Pendant que la France travaillait à creuser une sorte de fossé entre sa propre révolution et celles qui pullulaient autour d’elle, l’œuvre de sa nouvelle constitution occupait seule les hommes politiques, et ceux-ci semblaient avoir oublié que, pour un pays plus persévérant dans ses habitudes que dans ses idées, il y a dans les souvenirs une puissance qu’on y attendrait en vain des théories. La constitution du 12 novembre 1848 a quelque droit aux égards dus aux puissances déchues; une appréciation sévère de cet acte manquerait donc aujourd’hui de convenance autant que de justice.

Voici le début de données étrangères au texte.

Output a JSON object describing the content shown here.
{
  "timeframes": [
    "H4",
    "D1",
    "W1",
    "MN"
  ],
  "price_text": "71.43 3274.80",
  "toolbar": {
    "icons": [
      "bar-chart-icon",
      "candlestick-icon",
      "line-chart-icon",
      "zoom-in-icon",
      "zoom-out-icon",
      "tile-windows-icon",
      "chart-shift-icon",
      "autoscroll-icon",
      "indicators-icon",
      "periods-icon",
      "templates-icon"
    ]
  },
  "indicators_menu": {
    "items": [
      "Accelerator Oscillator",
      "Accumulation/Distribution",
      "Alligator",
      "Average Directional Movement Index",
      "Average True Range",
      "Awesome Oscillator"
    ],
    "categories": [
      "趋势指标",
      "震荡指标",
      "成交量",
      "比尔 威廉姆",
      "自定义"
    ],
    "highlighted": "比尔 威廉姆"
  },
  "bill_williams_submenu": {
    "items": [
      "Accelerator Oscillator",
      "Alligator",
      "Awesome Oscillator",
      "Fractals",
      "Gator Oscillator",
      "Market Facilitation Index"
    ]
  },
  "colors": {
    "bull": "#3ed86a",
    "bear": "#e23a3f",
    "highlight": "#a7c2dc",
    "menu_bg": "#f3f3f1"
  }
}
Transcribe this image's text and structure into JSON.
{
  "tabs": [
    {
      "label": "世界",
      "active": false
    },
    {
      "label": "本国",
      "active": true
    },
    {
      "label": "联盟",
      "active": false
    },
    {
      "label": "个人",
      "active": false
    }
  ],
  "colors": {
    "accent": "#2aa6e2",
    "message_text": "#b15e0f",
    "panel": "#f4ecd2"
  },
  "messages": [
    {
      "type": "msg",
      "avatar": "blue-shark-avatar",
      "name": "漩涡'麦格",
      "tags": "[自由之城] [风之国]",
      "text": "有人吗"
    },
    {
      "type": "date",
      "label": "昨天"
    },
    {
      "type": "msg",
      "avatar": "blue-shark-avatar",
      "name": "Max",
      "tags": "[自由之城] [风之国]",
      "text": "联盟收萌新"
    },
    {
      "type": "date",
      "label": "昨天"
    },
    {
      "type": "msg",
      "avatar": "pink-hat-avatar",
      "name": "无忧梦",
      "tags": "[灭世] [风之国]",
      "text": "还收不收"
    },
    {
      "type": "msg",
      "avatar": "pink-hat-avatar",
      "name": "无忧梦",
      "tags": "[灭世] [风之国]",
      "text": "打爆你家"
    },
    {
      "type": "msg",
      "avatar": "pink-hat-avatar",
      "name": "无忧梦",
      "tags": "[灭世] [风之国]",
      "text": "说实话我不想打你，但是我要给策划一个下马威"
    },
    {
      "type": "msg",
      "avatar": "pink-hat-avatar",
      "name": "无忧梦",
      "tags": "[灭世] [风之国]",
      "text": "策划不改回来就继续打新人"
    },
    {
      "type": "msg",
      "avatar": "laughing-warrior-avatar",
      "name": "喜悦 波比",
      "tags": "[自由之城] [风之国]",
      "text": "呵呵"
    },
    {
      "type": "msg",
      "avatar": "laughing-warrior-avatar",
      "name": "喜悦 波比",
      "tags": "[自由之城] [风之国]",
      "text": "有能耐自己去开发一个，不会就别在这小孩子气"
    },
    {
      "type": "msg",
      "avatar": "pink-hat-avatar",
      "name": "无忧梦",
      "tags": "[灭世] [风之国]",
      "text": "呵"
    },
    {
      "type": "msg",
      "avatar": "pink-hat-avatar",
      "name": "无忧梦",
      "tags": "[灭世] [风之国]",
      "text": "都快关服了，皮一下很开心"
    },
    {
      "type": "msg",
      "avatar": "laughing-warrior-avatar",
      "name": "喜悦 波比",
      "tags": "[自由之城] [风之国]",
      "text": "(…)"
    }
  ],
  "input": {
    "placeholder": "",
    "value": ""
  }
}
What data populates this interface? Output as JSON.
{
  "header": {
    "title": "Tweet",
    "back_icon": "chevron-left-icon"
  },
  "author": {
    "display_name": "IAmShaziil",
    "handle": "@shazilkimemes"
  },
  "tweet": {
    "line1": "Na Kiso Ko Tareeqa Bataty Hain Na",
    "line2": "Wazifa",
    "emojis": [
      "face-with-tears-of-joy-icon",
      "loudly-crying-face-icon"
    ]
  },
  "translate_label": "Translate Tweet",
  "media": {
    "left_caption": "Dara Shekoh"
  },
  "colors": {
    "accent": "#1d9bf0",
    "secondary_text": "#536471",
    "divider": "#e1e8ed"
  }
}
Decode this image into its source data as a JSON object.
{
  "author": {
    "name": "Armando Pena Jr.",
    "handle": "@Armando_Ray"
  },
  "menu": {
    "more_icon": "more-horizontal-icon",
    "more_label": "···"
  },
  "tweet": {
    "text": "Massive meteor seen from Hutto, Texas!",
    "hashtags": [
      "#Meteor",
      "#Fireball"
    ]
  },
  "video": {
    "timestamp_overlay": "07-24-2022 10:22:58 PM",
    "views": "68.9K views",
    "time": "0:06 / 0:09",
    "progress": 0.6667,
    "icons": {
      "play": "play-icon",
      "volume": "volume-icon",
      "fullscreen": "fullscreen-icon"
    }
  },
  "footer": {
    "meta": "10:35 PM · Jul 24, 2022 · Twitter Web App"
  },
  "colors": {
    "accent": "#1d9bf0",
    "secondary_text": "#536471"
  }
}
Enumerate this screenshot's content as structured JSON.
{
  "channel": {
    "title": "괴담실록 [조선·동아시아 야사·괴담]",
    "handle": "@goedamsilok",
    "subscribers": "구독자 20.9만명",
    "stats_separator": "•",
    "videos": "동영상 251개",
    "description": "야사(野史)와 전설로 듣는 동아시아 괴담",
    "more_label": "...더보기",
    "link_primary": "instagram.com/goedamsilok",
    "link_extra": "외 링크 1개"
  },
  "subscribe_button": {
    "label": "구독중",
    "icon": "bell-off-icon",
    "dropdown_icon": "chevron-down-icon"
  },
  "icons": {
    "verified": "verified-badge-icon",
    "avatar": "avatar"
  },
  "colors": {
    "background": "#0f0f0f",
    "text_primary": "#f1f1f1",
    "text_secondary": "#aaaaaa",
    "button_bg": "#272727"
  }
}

Je doute d’ailleurs qu’en agissant autrement les constituans eussent pu préparer à leur œuvre des destinées sensiblement différentes, et faire remonter à l’opinion populaire le courant dans lequel elle s’était déjà si résolument précipitée.

La constitution républicaine s’éleva sur deux idées qui semblent s’y balancer comme pour se faire contre-poids. L’on voulait ne pas rompre violemment avec les traditions d’un pays façonné par la monarchie et respecter les mœurs nationales, auxquelles un gouvernement anonyme ou collectif aurait profondément répugné. De cette disposition plutôt encore que de l’imitation américaine sortit l’institution de la présidence. Dans un pays administrativement centralisé, comme l’est la France, un président possédant la plénitude du pouvoir exécutif[1] se trouve revêtu d’une puissance dont n’approche pas, même de loin, celle du chef de l’Union américaine, puisque le pouvoir de celui-ci est incessamment limité par celui des législatures locales. Quelques restrictions de détail qu’y apportât le texte de la constitution du 12 novembre, cette puissance se trouvait même être en fait beaucoup plus considérable que n’était celle de la royauté constitutionnelle, puisque l’article 68 déclarait le président personnellement responsable pour tous les actes du gouvernement au même titre que les ministres nommés par lui, et que le résultat nécessaire d’une pareille responsabilité était l’intervention directe et permanente du chef de l’état dans les affaires.

Mais en même temps que le chef du pouvoir exécutif était provoqué à l’action politique par la perte du bénéfice de l’inviolabilité, d’autres dispositions fondamentales de la constitution du 12 novembre venaient mettre en relief l’inquiétude profonde inspirée aux auteurs de la constitution républicaine par le pouvoir, même dont ils l’avaient investi. Le président, auquel appartenait la disposition exclusive de la force armée, ne pouvait la commander en personne; il donnait des bâtons de maréchaux sans pouvoir porter lui-même

  1. Constitution du 12 novembre, titre V, art. 43.